Dieser Zuwachs an Attacken ist insofern nicht verwunderlich, als diese Dienste einen immensen Zulauf an neuen Nutzern erfahren haben und inzwischen gewaltige Datensammlungen darstellen. Ein Cybergangster muss seine Attacke nur einmal entwickeln und z.B. für einen Angriff innerhalb von Facebook konzipieren, um auf diese Weise gleich hunderte Millionen Nutzer ins Visier zu nehmen.

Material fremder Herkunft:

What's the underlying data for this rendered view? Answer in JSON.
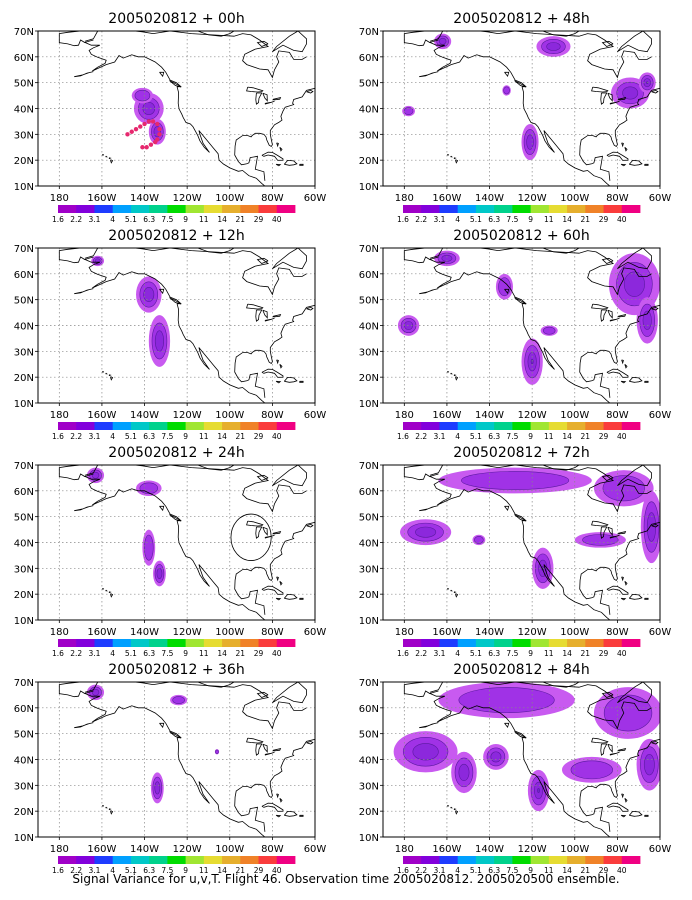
{
  "panels": [
    {
      "title": "2005020812 + 00h",
      "blobs": [
        {
          "lon": -138,
          "lat": 40,
          "rx": 7,
          "ry": 6,
          "level": 2
        },
        {
          "lon": -134,
          "lat": 31,
          "rx": 4,
          "ry": 5,
          "level": 2
        },
        {
          "lon": -141,
          "lat": 45,
          "rx": 5,
          "ry": 3,
          "level": 1
        }
      ]
    },
    {
      "title": "2005020812 + 48h",
      "blobs": [
        {
          "lon": -162,
          "lat": 66,
          "rx": 4,
          "ry": 3,
          "level": 2
        },
        {
          "lon": -110,
          "lat": 64,
          "rx": 8,
          "ry": 4,
          "level": 2
        },
        {
          "lon": -132,
          "lat": 47,
          "rx": 2,
          "ry": 2,
          "level": 1
        },
        {
          "lon": -178,
          "lat": 39,
          "rx": 3,
          "ry": 2,
          "level": 1
        },
        {
          "lon": -121,
          "lat": 27,
          "rx": 4,
          "ry": 7,
          "level": 2
        },
        {
          "lon": -74,
          "lat": 46,
          "rx": 9,
          "ry": 6,
          "level": 2
        },
        {
          "lon": -66,
          "lat": 50,
          "rx": 4,
          "ry": 4,
          "level": 3
        }
      ]
    },
    {
      "title": "2005020812 + 12h",
      "blobs": [
        {
          "lon": -162,
          "lat": 65,
          "rx": 3,
          "ry": 2,
          "level": 2
        },
        {
          "lon": -138,
          "lat": 52,
          "rx": 6,
          "ry": 7,
          "level": 2
        },
        {
          "lon": -133,
          "lat": 34,
          "rx": 5,
          "ry": 10,
          "level": 2
        }
      ]
    },
    {
      "title": "2005020812 + 60h",
      "blobs": [
        {
          "lon": -160,
          "lat": 66,
          "rx": 6,
          "ry": 3,
          "level": 2
        },
        {
          "lon": -133,
          "lat": 55,
          "rx": 4,
          "ry": 5,
          "level": 1
        },
        {
          "lon": -178,
          "lat": 40,
          "rx": 5,
          "ry": 4,
          "level": 2
        },
        {
          "lon": -120,
          "lat": 26,
          "rx": 5,
          "ry": 9,
          "level": 3
        },
        {
          "lon": -112,
          "lat": 38,
          "rx": 4,
          "ry": 2,
          "level": 1
        },
        {
          "lon": -72,
          "lat": 56,
          "rx": 12,
          "ry": 12,
          "level": 2
        },
        {
          "lon": -66,
          "lat": 42,
          "rx": 5,
          "ry": 9,
          "level": 2
        }
      ]
    },
    {
      "title": "2005020812 + 24h",
      "blobs": [
        {
          "lon": -163,
          "lat": 66,
          "rx": 4,
          "ry": 3,
          "level": 2
        },
        {
          "lon": -138,
          "lat": 61,
          "rx": 6,
          "ry": 3,
          "level": 1
        },
        {
          "lon": -138,
          "lat": 38,
          "rx": 3,
          "ry": 7,
          "level": 1
        },
        {
          "lon": -133,
          "lat": 28,
          "rx": 3,
          "ry": 5,
          "level": 2
        }
      ]
    },
    {
      "title": "2005020812 + 72h",
      "blobs": [
        {
          "lon": -128,
          "lat": 64,
          "rx": 36,
          "ry": 5,
          "level": 1
        },
        {
          "lon": -77,
          "lat": 61,
          "rx": 14,
          "ry": 7,
          "level": 1
        },
        {
          "lon": -170,
          "lat": 44,
          "rx": 12,
          "ry": 5,
          "level": 2
        },
        {
          "lon": -145,
          "lat": 41,
          "rx": 3,
          "ry": 2,
          "level": 1
        },
        {
          "lon": -115,
          "lat": 30,
          "rx": 5,
          "ry": 8,
          "level": 3
        },
        {
          "lon": -88,
          "lat": 41,
          "rx": 12,
          "ry": 3,
          "level": 1
        },
        {
          "lon": -64,
          "lat": 46,
          "rx": 5,
          "ry": 14,
          "level": 2
        }
      ]
    },
    {
      "title": "2005020812 + 36h",
      "blobs": [
        {
          "lon": -163,
          "lat": 66,
          "rx": 4,
          "ry": 3,
          "level": 2
        },
        {
          "lon": -124,
          "lat": 63,
          "rx": 4,
          "ry": 2,
          "level": 1
        },
        {
          "lon": -134,
          "lat": 29,
          "rx": 3,
          "ry": 6,
          "level": 2
        },
        {
          "lon": -106,
          "lat": 43,
          "rx": 1,
          "ry": 1,
          "level": 1
        }
      ]
    },
    {
      "title": "2005020812 + 84h",
      "blobs": [
        {
          "lon": -132,
          "lat": 63,
          "rx": 32,
          "ry": 7,
          "level": 1
        },
        {
          "lon": -75,
          "lat": 58,
          "rx": 16,
          "ry": 10,
          "level": 1
        },
        {
          "lon": -170,
          "lat": 43,
          "rx": 15,
          "ry": 8,
          "level": 2
        },
        {
          "lon": -152,
          "lat": 35,
          "rx": 6,
          "ry": 8,
          "level": 2
        },
        {
          "lon": -137,
          "lat": 41,
          "rx": 6,
          "ry": 5,
          "level": 2
        },
        {
          "lon": -117,
          "lat": 28,
          "rx": 5,
          "ry": 8,
          "level": 3
        },
        {
          "lon": -92,
          "lat": 36,
          "rx": 14,
          "ry": 5,
          "level": 1
        },
        {
          "lon": -65,
          "lat": 38,
          "rx": 6,
          "ry": 10,
          "level": 2
        }
      ]
    }
  ],
  "markers_00h": [
    {
      "lon": -148,
      "lat": 30
    },
    {
      "lon": -146,
      "lat": 31
    },
    {
      "lon": -144,
      "lat": 32
    },
    {
      "lon": -142,
      "lat": 33
    },
    {
      "lon": -140,
      "lat": 34
    },
    {
      "lon": -138,
      "lat": 35
    },
    {
      "lon": -136,
      "lat": 35
    },
    {
      "lon": -134,
      "lat": 34
    },
    {
      "lon": -133,
      "lat": 32
    },
    {
      "lon": -133,
      "lat": 30
    },
    {
      "lon": -134,
      "lat": 28
    },
    {
      "lon": -135,
      "lat": 27
    },
    {
      "lon": -137,
      "lat": 26
    },
    {
      "lon": -139,
      "lat": 25
    },
    {
      "lon": -141,
      "lat": 25
    }
  ],
  "circle_24h": {
    "lon": -90,
    "lat": 42,
    "r_deg": 9
  },
  "y_ticks": [
    "10N",
    "20N",
    "30N",
    "40N",
    "50N",
    "60N",
    "70N"
  ],
  "x_ticks": [
    "180",
    "160W",
    "140W",
    "120W",
    "100W",
    "80W",
    "60W"
  ],
  "colorbar_labels": [
    "1.6",
    "2.2",
    "3.1",
    "4",
    "5.1",
    "6.3",
    "7.5",
    "9",
    "11",
    "14",
    "21",
    "29",
    "40"
  ],
  "colorbar_colors": [
    "#a000c8",
    "#8200dc",
    "#1e3cff",
    "#00a0ff",
    "#00c8c8",
    "#00d28c",
    "#00dc00",
    "#a0e632",
    "#e6dc32",
    "#e6af2d",
    "#f08228",
    "#fa3c3c",
    "#f00082"
  ],
  "fill_colors": [
    "#c85af0",
    "#a032e6",
    "#8c28dc",
    "#6e28c8"
  ],
  "marker_color": "#e6286e",
  "caption": "Signal Variance for u,v,T. Flight 46. Observation time 2005020812. 2005020500 ensemble."
}
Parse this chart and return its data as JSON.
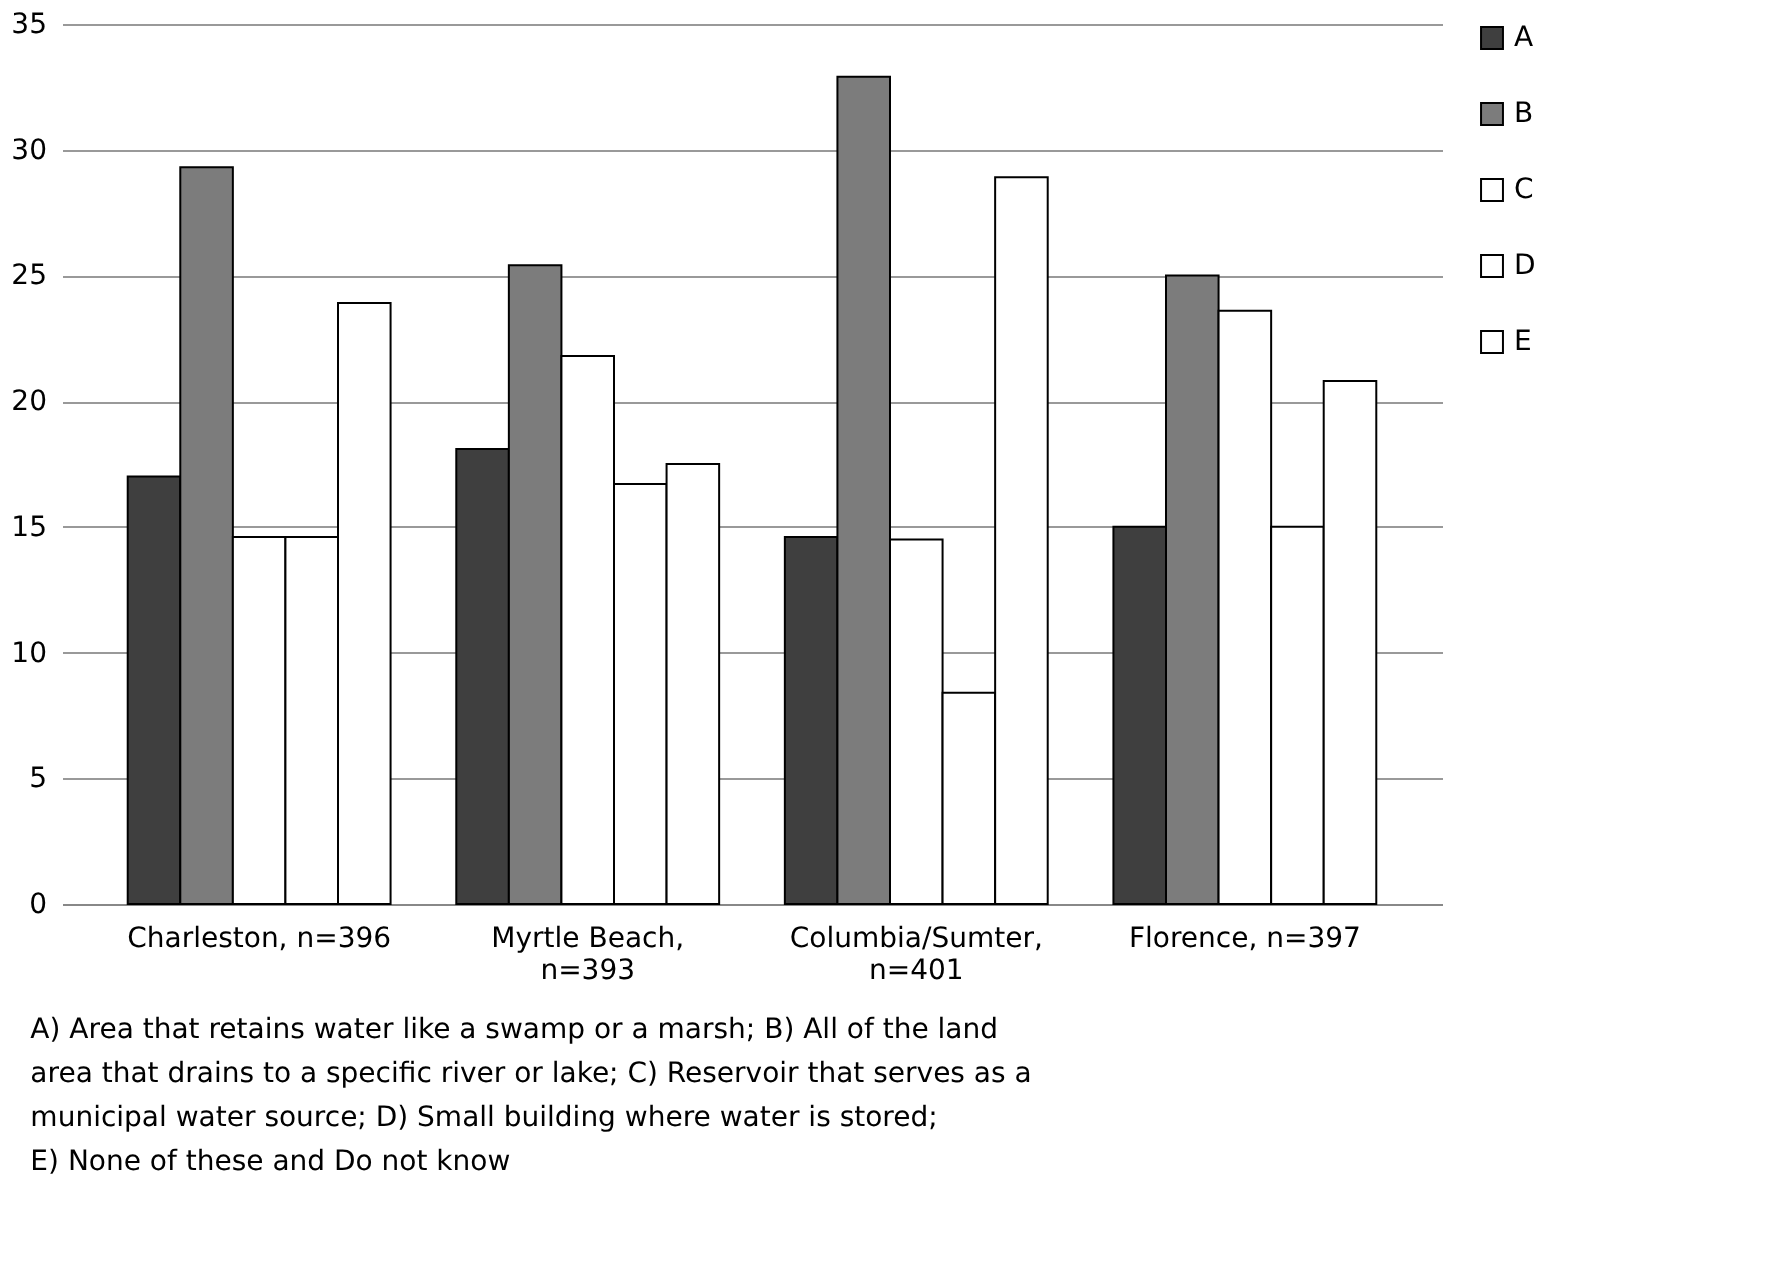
{
  "chart_data": {
    "type": "bar",
    "categories": [
      "Charleston, n=396",
      "Myrtle Beach,\nn=393",
      "Columbia/Sumter,\nn=401",
      "Florence, n=397"
    ],
    "series": [
      {
        "name": "A",
        "color": "#3f3f3f",
        "values": [
          17.0,
          18.1,
          14.6,
          15.0
        ]
      },
      {
        "name": "B",
        "color": "#7c7c7c",
        "values": [
          29.3,
          25.4,
          32.9,
          25.0
        ]
      },
      {
        "name": "C",
        "color": "#ffffff",
        "values": [
          14.6,
          21.8,
          14.5,
          23.6
        ]
      },
      {
        "name": "D",
        "color": "#ffffff",
        "values": [
          14.6,
          16.7,
          8.4,
          15.0
        ]
      },
      {
        "name": "E",
        "color": "#ffffff",
        "values": [
          23.9,
          17.5,
          28.9,
          20.8
        ]
      }
    ],
    "ylim": [
      0,
      35
    ],
    "yticks": [
      0,
      5,
      10,
      15,
      20,
      25,
      30,
      35
    ],
    "grid": "y",
    "legend": "right",
    "annotations": [
      "A) Area that retains water like a  swamp or a marsh; B) All of the land\narea that drains to a specific river or lake; C) Reservoir that serves as a\nmunicipal water source; D) Small building where water is stored;\nE) None of these and Do not know"
    ]
  }
}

Fazit: Abklemmen oder zulassen?

Ironischerweise lassen aber immer mehr Firmen die uneingeschränkte Nutzung von Diensten wie Facebook zu: Knapp 50 % der Befragten blockieren den Dienst nicht. Der Grund: Für viele Unternehmen sind die Netzwerke inzwischen Teil der Verkaufs- und Marketing-Strategie geworden. Von denen, die den Zugriff blockieren, haben 11 % Furcht vor eingeschleppter Malware und immerhin 7 % sehen drohende Datenverluste.

Der weitaus größte Hinderungsgrund ist aber kein technischer: Ein Drittel der Befragten fürchtet Produktivitätseinbußen, wenn die Mitarbeiter zu viel Zeit mit ihren privaten Kontakten verbringen.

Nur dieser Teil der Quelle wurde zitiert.